- Theatrical release poster
- Directed by: Mauro Borrelli
- Screenplay by: Mauro Borrelli; John Collins;
- Based on: The Last Supper in the New Testament of the Bible
- Produced by: Michael Scott; Shawn Boskie; Kenneth Halsband; Ivan Cohen; Manu Gargi;
- Starring: James Oliver Wheatley; Jamie Ward; Charlie MacGechan; Nathalie Rapti Gomez; Robert Knepper; James Faulkner;
- Cinematography: Vladislav Opelyants
- Edited by: Vance Null
- Music by: Leo Z
- Production companies: Pinnacle Peak Pictures; Canyon Productions; Grand Canyon University; Great American/Pure Flix; Wellspring Entertainment; Skyrun Pictures;
- Distributed by: Pinnacle Peak Pictures
- Release date: March 14, 2025;
- Running time: 114 minutes
- Country: United States
- Language: English
- Box office: $6.6 million

= The Last Supper (2025 film) =

2025 biblical drama film

The Last Supper is a 2025 American Christian drama film co-written and directed by Mauro Borrelli. It stars James Oliver Wheatley, Jamie Ward, Charlie MacGechan, Nathalie Rapti Gomez, Robert Knepper, and James Faulkner. Chris Tomlin is one of the executive producers.
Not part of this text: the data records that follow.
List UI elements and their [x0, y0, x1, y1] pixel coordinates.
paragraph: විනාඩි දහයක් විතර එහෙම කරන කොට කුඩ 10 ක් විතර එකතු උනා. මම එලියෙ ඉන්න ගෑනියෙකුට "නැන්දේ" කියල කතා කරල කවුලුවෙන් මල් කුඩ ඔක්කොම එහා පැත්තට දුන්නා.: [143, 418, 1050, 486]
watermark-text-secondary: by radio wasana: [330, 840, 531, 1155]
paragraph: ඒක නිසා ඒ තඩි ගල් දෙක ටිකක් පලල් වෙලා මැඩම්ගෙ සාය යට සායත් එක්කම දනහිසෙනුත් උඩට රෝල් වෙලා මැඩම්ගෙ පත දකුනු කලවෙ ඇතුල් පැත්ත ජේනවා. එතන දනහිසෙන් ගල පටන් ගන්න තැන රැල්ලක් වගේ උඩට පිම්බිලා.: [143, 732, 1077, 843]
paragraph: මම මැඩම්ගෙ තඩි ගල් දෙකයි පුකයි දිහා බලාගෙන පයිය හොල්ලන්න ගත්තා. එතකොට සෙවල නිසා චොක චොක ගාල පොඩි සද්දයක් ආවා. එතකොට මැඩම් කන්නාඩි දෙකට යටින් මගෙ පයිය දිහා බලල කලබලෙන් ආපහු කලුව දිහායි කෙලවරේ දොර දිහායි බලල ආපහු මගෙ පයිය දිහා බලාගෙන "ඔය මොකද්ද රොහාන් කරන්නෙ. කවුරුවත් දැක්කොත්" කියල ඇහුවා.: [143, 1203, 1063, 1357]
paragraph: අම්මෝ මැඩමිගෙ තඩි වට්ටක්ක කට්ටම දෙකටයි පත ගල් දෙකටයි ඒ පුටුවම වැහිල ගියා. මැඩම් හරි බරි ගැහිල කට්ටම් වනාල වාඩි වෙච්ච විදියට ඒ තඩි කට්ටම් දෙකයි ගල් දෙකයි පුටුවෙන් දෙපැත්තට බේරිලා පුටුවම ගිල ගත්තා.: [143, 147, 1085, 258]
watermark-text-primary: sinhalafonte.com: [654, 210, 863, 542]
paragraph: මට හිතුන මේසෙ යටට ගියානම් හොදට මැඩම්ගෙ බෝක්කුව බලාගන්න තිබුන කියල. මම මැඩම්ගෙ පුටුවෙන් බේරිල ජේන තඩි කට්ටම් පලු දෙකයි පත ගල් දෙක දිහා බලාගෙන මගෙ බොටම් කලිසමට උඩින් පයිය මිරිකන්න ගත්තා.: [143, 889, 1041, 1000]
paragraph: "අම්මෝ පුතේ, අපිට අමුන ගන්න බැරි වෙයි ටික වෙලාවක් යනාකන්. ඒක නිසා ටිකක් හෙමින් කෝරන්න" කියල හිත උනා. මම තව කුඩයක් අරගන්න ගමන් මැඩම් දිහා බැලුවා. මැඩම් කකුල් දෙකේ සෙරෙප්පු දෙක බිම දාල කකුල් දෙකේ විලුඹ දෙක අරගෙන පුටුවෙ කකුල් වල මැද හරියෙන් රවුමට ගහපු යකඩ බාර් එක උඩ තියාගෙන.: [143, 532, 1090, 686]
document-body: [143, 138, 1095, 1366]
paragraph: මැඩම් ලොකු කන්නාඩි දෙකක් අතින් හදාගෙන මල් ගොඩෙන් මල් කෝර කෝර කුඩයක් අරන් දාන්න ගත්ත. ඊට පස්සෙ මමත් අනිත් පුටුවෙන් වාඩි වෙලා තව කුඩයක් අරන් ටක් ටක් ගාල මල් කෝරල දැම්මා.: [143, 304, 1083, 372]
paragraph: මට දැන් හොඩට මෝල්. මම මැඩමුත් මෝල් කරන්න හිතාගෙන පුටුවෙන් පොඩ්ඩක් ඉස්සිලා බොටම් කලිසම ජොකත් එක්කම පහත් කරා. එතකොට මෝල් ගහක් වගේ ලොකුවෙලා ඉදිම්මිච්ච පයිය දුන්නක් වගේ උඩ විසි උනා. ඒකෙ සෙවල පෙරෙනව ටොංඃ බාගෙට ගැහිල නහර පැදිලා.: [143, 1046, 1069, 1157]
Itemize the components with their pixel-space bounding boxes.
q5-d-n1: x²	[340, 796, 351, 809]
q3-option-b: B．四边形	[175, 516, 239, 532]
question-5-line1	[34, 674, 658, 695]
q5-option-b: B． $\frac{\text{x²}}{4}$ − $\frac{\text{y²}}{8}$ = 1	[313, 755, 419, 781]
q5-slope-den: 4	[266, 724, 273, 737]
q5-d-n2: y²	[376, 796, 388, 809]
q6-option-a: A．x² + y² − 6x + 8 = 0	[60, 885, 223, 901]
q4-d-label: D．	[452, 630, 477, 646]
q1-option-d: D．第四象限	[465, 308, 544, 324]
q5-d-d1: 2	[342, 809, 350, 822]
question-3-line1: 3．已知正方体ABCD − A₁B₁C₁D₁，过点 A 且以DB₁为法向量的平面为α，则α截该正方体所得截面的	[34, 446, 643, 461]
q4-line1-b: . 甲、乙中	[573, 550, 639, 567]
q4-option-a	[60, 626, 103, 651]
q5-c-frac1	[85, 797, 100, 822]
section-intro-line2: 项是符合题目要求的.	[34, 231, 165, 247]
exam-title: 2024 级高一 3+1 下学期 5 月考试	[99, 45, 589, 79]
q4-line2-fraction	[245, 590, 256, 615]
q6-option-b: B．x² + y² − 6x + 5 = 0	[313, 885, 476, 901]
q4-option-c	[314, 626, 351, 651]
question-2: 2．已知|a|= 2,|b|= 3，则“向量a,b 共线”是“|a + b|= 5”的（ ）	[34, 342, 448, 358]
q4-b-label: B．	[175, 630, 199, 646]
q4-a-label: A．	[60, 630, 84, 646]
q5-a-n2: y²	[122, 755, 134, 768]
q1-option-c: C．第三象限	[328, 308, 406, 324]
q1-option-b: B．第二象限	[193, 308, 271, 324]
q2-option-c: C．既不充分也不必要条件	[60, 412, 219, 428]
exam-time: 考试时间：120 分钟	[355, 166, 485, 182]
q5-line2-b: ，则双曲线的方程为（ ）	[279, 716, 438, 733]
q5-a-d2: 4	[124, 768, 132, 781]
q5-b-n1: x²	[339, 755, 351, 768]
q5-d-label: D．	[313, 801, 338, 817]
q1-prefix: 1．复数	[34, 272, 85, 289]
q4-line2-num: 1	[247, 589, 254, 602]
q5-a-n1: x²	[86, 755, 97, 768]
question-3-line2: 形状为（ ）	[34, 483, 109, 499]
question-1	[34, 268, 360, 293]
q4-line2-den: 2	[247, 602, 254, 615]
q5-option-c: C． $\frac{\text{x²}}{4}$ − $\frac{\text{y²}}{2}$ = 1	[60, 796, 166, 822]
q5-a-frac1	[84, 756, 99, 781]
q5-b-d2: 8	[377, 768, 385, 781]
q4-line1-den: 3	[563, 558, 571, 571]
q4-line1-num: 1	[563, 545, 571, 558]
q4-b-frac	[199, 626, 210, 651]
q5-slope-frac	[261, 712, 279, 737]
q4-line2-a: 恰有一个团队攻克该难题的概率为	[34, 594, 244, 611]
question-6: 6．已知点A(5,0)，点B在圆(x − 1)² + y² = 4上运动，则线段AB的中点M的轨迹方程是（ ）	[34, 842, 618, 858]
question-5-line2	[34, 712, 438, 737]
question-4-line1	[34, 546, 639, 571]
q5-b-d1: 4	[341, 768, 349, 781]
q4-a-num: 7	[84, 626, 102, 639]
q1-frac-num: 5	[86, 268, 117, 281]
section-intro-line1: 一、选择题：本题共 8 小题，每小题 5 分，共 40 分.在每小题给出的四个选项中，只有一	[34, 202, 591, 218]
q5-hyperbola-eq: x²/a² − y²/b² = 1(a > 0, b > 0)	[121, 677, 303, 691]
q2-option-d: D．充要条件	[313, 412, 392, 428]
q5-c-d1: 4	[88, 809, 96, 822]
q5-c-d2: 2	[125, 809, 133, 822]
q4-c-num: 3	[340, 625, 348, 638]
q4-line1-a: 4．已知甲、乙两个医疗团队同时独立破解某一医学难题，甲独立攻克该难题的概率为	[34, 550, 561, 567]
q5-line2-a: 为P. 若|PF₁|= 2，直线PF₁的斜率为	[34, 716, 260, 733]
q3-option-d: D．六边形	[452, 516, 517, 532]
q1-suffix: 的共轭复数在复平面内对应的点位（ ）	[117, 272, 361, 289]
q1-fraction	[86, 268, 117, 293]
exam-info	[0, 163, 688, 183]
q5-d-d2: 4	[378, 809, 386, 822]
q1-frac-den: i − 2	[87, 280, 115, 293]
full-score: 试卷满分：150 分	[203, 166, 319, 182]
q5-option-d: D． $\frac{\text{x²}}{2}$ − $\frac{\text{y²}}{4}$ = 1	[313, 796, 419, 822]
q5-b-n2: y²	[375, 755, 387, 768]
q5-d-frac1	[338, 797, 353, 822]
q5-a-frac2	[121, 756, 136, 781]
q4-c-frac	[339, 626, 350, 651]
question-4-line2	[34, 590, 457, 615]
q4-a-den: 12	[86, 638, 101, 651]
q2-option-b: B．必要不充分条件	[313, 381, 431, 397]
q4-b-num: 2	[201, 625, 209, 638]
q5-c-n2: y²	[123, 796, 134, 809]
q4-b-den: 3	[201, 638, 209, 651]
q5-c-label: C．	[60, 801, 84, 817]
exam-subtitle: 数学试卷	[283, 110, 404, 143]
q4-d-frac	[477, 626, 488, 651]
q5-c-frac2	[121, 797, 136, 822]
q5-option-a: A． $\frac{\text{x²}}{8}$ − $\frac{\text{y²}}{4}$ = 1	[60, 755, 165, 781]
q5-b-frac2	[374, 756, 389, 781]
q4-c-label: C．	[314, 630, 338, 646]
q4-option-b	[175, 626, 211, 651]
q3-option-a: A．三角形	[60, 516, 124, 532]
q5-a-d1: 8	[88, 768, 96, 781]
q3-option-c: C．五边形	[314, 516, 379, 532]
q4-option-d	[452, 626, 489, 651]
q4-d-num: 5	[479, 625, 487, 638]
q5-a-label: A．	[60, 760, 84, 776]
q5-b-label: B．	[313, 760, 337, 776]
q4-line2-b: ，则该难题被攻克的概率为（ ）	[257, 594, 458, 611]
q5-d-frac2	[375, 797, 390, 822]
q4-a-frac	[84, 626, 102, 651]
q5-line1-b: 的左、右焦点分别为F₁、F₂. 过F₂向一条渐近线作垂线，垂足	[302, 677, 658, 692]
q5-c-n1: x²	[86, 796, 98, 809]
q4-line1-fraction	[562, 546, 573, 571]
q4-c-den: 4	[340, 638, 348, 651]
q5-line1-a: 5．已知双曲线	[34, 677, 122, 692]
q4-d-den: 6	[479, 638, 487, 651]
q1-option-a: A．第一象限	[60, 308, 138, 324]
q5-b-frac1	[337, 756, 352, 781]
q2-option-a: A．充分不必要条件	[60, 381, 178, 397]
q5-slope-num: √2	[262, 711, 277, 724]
The film was released on March 14, 2025, by Pinnacle Peak Pictures.

== Plot ==

The film is about the last days of Jesus.

==Cast==
- James Oliver Wheatley as Saint Peter
- Jamie Ward as Jesus Christ
- Charlie MacGechan as John the Apostle
- Nathalie Rapti Gomez as Mary Magdalene
- Robert Knepper as Judas Iscariot
- James Faulkner as Caiaphas
- Henry Garrett as Nicodemus
- Mayssae El Halla as Mary, mother of Jesus
- Daniel Fathers as Joseph of Arimathea
- Harry Anton as Simon the Zealot

==Reception==

=== Box office ===
In the United States and Canada, The Last Supper opened alongside Novocaine, The Day the Earth Blew Up: A Looney Tunes Movie, Black Bag, and Opus, and grossed $2.8 million, finishing sixth at the box office during the weekend of March 14–16.

=== Critical response ===
Audiences polled by CinemaScore gave the film an average grade of "A–" on an A+ to F scale.